Some union officials in Scotland (including from the RMT) are discussing a project whereby they would use the People's Charter as a "measuring-rod" to identify "left" candidates across Scotland, and if possible "select" one "left" candidate in each constituency - maybe SNP, maybe Labour, maybe SSP, maybe Solidarity (Sheridan), perhaps some Greens.
Clive Heemskerk said: "The Scottish approach could turn out to be the approach nationally" - i.e. a coalition which endorses candidates from different parties, rather than standing candidates under its own name. "It is almost a retreat to Lib-Labism, but still it could be a step forward".
Will any other unions besides RMT be involved in the "daughter-of-No2EU" project, if it comes off? It is not clear yet. Clive Heemskerk said that the Prison Officers' Association and the FBU had shown some initial interest in "No2EU", but recoiled because they disagreed with what it said about the EU. No other unions than the RMT are due to be invited to the meeting scheduled for before 28 June.
The Labour Representation Committee sent a message to the LULC meeting, in the name of Andrew Fisher. It appealed (rightly) for support from any left electoral lash-up for left Labour MPs like John McDonnell and Jeremy Corbyn. Oddly, also for leftish Green candidates like Caroline Lucas. (Proposals from AWL to the 2008 and 2007 LRC conferences for the LRC to broaden out into a Workers' Representation Movement which will back local labour-movement bodies like Trades Councils in standing working-class socialist candidates even if they weren't Labour were voted down by a majority on the grounds that we must stick by Labour Party discipline. Backing working-class socialist non-Labour candidates is out, but backing Greens is OK?)

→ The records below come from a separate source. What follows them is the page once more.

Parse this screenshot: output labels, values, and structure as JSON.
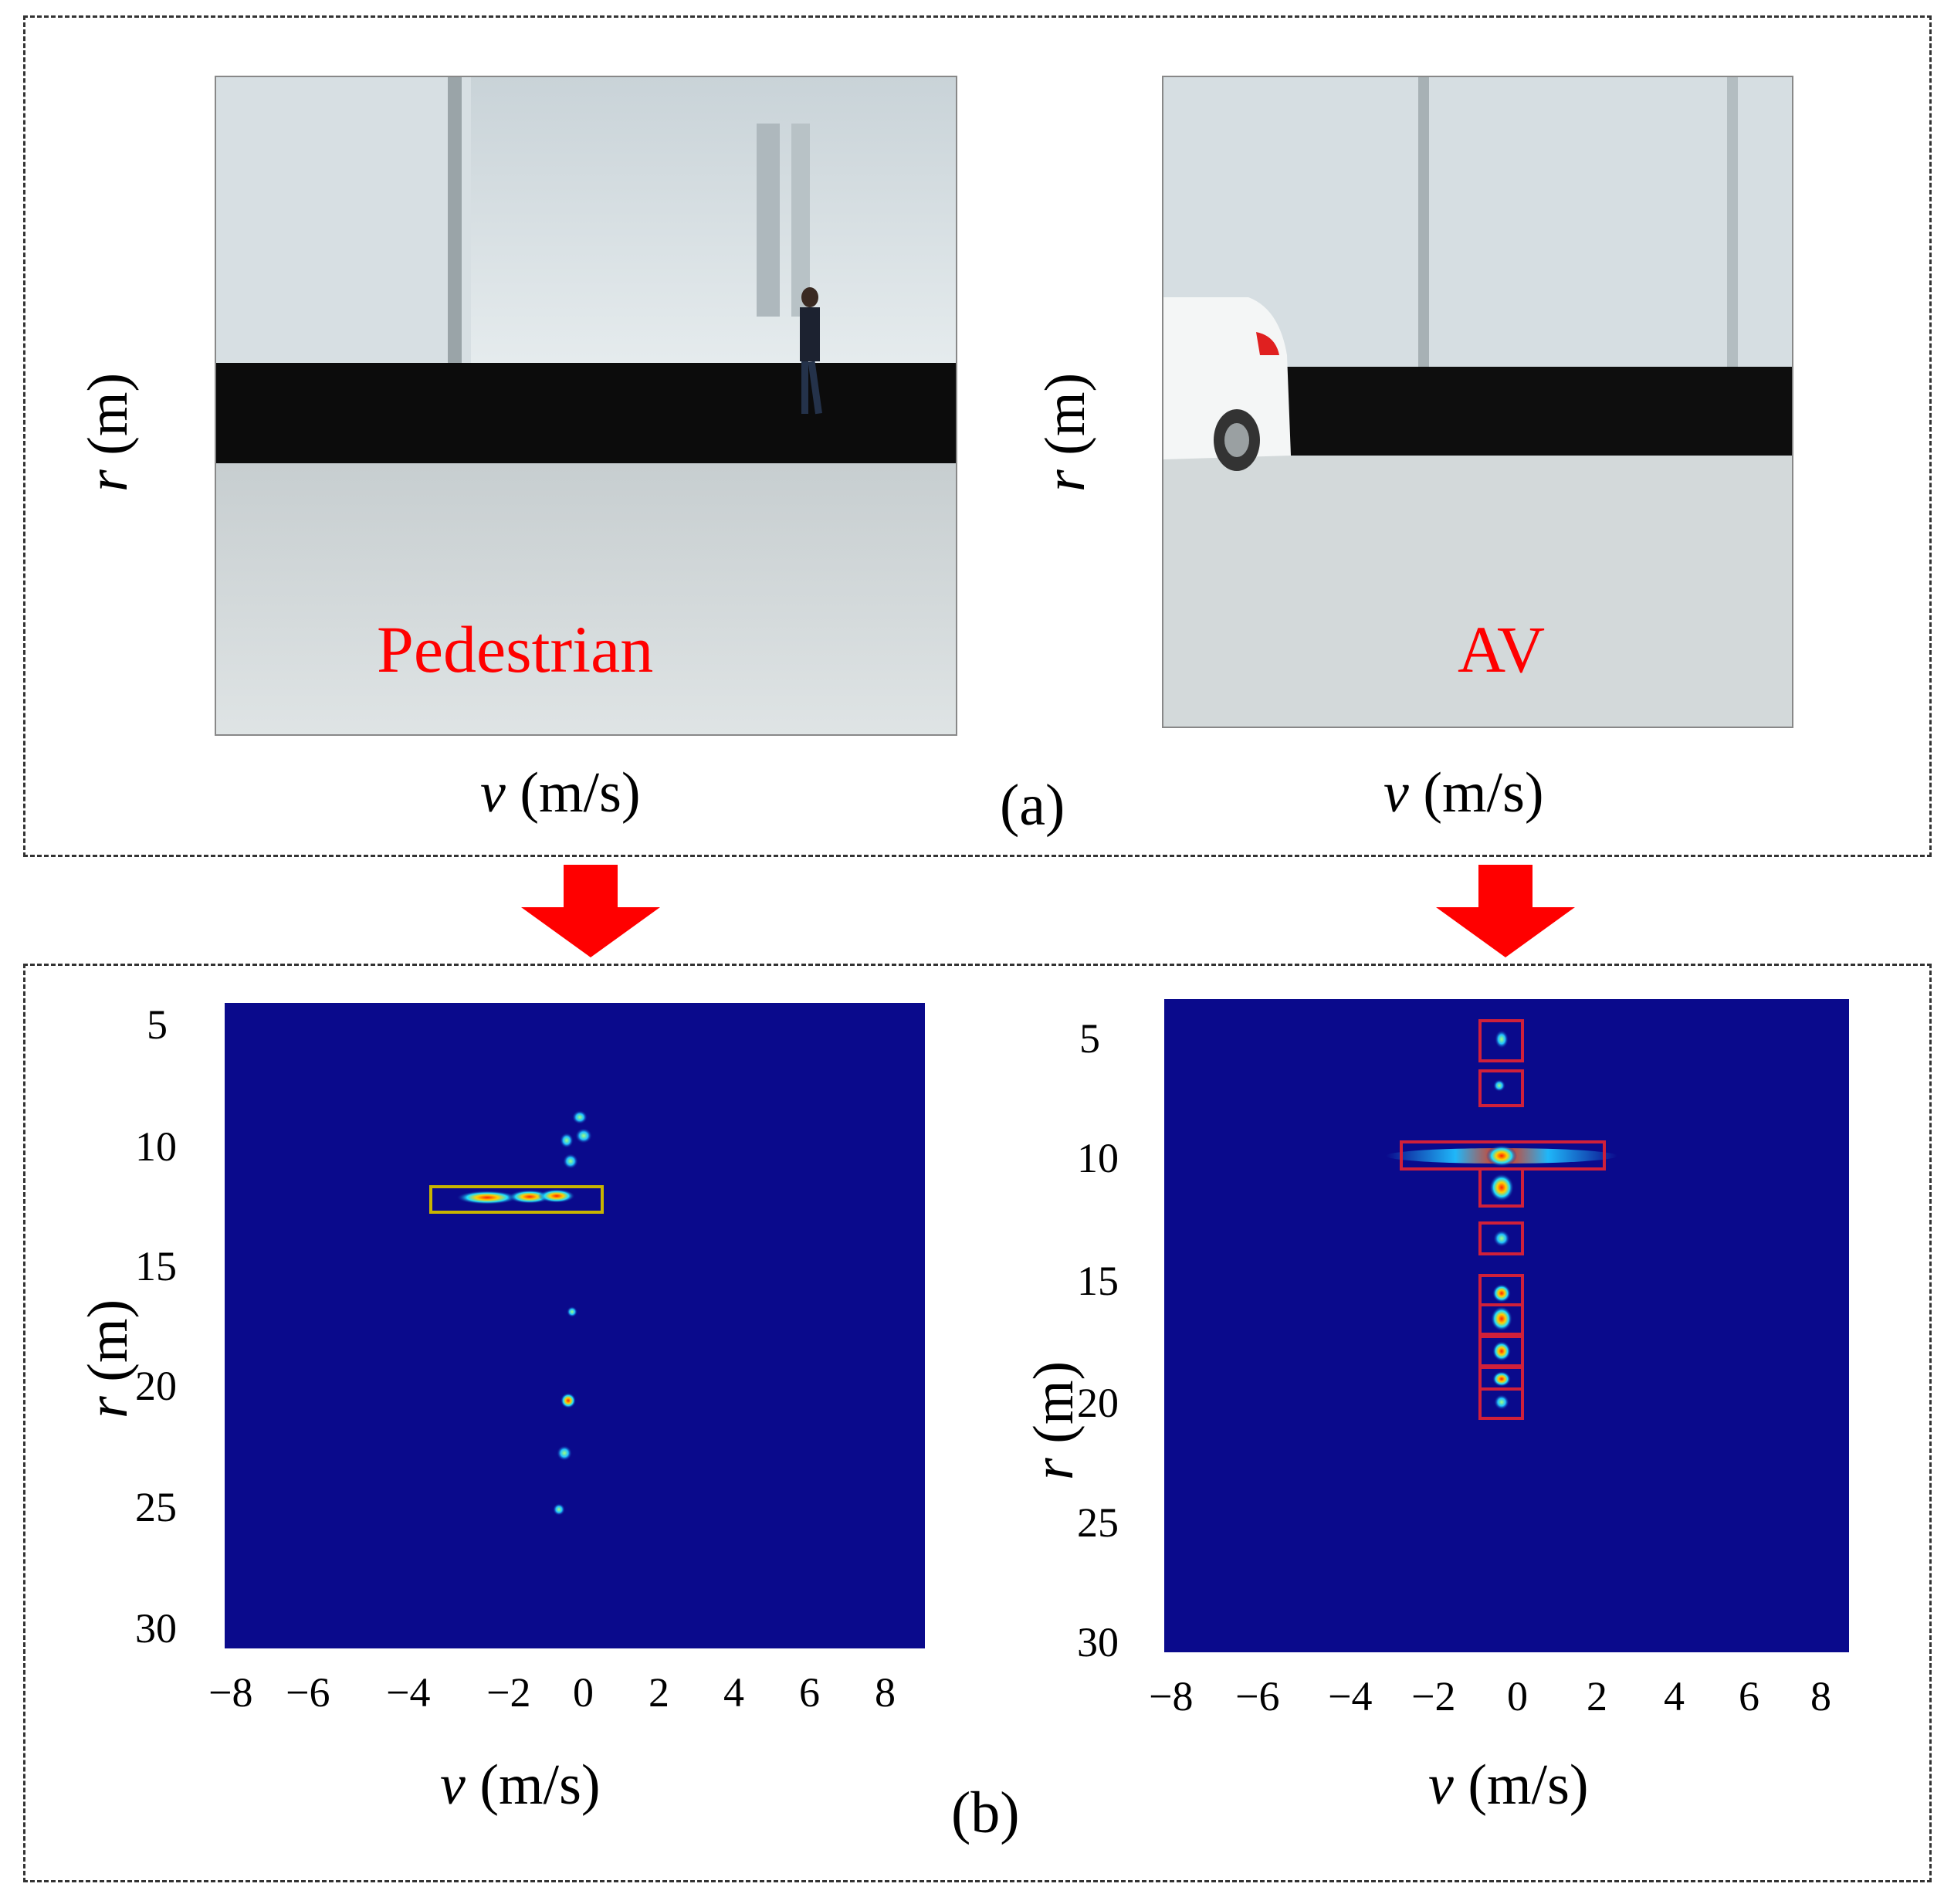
{
  "panel_a": {
    "letter": "(a)",
    "left": {
      "object_label": "Pedestrian",
      "y_axis_label": "r",
      "y_axis_unit": "(m)",
      "x_axis_label": "v",
      "x_axis_unit": "(m/s)"
    },
    "right": {
      "object_label": "AV",
      "y_axis_label": "r",
      "y_axis_unit": "(m)",
      "x_axis_label": "v",
      "x_axis_unit": "(m/s)"
    }
  },
  "panel_b": {
    "letter": "(b)",
    "left": {
      "y_axis_label": "r",
      "y_axis_unit": "(m)",
      "x_axis_label": "v",
      "x_axis_unit": "(m/s)",
      "y_ticks": [
        "5",
        "10",
        "15",
        "20",
        "25",
        "30"
      ],
      "x_ticks": [
        "−8",
        "−6",
        "−4",
        "−2",
        "0",
        "2",
        "4",
        "6",
        "8"
      ],
      "box_color": "#c8b400"
    },
    "right": {
      "y_axis_label": "r",
      "y_axis_unit": "(m)",
      "x_axis_label": "v",
      "x_axis_unit": "(m/s)",
      "y_ticks": [
        "5",
        "10",
        "15",
        "20",
        "25",
        "30"
      ],
      "x_ticks": [
        "−8",
        "−6",
        "−4",
        "−2",
        "0",
        "2",
        "4",
        "6",
        "8"
      ],
      "box_color": "#d0203a"
    }
  },
  "colors": {
    "background_map": "#0a0a8c",
    "arrow": "#ff0000",
    "label": "#ff0000"
  }
}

Andy Hewitt was at the LULC meeting representing Green Left, a group within the Green Party. Clive Heemskerk recalled the SP's appeals to the Greens to discuss clash-avoidance agreements in elections, appeals which have always been rebuffed. Andy Hewitt expressed sympathy, but said that the Green Left is currently pushing within the Green Party for it to stand down at the general election in favour of George Galloway in East London.
He also reported that the London Green Party has endorsed the People's Charter.